Dans des cellules spécialisées, les stathocytes, de petits grains appelés statolithes s’accumulent vers le bas, conférant à la plante le sens de la verticalité. Un phénomène qui se précise, notament pour les petites inclinaisons.
Aussi bien les épis de blé dans un champ que les arbres dans la forêt poussent à la verticale ou presque. Comment les plantes discernent-elles cette direction qui leur confère une meilleure exposition à la lumière du soleil ? La réponse se trouve dans les statocytes. Situées dans les zones d’élongation des végétaux, ces cellules spécialisées sont responsables de la perception de la gravité par les plantes, essentielle pour la croissance vers « le haut » des tiges et « le bas » des racines. Ces statocytes contiennent eux mêmes des statolithes, des petits grains riches en amidon plus denses que le milieu cellulaire, qui s’accumulent dans la partie la plus basse de la cellule, créant l’asymétrie nécessaire à la perception de la verticalité. À peine l’orientation de la plante change-t-elle de quelques degrés que les statolithes se déplacent et influent sur la production d’hormones de croissance qui rectifient la direction de l’élongation.
Cependant, la compréhension du phénomène reste superficielle.
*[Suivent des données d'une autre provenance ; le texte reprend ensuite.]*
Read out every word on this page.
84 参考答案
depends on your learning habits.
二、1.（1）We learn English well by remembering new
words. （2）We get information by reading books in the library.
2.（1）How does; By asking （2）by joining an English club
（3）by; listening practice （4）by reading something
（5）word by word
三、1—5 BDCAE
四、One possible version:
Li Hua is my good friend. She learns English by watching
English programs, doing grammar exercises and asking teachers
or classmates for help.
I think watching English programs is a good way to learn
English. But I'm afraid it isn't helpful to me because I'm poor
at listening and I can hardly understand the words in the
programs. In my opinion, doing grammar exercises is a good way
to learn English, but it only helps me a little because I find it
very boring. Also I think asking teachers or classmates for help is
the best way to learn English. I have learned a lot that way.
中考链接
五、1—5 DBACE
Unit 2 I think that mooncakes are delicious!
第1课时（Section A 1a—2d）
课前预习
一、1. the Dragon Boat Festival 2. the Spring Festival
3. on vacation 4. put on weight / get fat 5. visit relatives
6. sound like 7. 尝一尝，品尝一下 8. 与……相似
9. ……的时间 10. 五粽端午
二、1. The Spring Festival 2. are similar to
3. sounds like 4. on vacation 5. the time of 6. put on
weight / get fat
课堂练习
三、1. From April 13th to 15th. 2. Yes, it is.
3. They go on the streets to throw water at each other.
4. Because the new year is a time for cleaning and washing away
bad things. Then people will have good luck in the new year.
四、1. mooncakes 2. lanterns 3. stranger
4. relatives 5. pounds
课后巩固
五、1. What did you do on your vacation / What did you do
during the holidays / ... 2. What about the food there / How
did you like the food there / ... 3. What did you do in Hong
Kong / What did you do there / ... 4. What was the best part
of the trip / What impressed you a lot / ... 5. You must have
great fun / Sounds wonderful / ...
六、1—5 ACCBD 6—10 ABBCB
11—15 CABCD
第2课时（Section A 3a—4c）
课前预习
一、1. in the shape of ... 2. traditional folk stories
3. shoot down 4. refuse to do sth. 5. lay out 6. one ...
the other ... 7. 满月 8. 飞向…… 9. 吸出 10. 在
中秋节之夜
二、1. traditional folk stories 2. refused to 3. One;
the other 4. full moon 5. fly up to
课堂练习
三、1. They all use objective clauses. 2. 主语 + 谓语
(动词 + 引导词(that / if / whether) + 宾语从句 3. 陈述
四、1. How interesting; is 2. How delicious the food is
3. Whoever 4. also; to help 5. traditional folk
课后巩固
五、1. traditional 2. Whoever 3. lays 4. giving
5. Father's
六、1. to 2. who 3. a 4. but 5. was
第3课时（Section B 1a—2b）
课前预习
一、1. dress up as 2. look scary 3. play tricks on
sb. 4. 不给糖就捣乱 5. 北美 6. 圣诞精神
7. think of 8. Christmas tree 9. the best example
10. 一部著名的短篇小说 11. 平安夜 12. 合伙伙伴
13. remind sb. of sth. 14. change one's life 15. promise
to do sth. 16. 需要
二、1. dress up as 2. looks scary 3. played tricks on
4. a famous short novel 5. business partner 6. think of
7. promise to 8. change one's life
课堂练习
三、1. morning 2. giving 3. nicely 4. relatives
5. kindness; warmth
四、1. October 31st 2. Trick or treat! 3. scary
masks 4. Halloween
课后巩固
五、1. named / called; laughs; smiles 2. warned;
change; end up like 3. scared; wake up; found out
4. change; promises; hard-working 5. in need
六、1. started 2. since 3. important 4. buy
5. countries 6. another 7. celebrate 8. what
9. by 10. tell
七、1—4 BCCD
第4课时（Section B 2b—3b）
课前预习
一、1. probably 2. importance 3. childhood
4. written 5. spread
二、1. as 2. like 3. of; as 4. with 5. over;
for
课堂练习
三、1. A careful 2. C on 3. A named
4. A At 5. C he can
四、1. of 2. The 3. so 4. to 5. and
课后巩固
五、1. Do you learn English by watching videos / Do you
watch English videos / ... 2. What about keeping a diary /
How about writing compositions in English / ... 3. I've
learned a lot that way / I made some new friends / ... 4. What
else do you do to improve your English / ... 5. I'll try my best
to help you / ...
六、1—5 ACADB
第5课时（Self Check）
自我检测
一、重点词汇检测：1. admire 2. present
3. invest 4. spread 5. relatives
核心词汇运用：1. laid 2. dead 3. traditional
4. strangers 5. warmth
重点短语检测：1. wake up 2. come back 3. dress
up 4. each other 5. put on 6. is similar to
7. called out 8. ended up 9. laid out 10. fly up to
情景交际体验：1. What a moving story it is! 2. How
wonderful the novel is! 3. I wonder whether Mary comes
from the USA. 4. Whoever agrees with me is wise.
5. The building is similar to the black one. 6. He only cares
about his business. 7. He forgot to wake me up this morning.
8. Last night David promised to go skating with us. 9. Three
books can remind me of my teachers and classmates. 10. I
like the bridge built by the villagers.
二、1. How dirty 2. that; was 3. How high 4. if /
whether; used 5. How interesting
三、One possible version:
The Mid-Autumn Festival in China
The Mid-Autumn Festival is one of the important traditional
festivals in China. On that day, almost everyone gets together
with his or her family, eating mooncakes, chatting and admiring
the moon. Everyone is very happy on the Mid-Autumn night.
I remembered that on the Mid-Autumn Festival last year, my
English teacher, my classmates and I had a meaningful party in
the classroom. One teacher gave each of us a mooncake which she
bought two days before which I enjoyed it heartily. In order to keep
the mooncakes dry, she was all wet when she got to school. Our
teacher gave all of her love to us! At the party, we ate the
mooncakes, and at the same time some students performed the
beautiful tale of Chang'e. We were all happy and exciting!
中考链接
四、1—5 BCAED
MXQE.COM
Antoine Bérut et ses collègues, de l’université d’Aix-Marseille et de Clermont-Ferrand, ont précisé le modèle de comportement des statolithes.
La comparaison des statolithes avec des grains de sable qui s’écoulent et roulent les uns sur les autres dans des avalanches est efficiente pour décrire leur déplacement lorsque les cellules végétales sont inclinées selon de grands angles (90° par exemple), mais insuffisante pour les inclinaisons faibles. En effet, l’étude des écoulements granulaires montre qu’en deçà d’un certain angle d’inclinaison, compris entre 5 et 30° suivant les situations et les matériaux, il n’est pas observé d’avalanche, donc de déplacement des grains. La dynamique des statolithes est donc différente d’un écoulement granulaire pour être sensible à de petites inclinaisons.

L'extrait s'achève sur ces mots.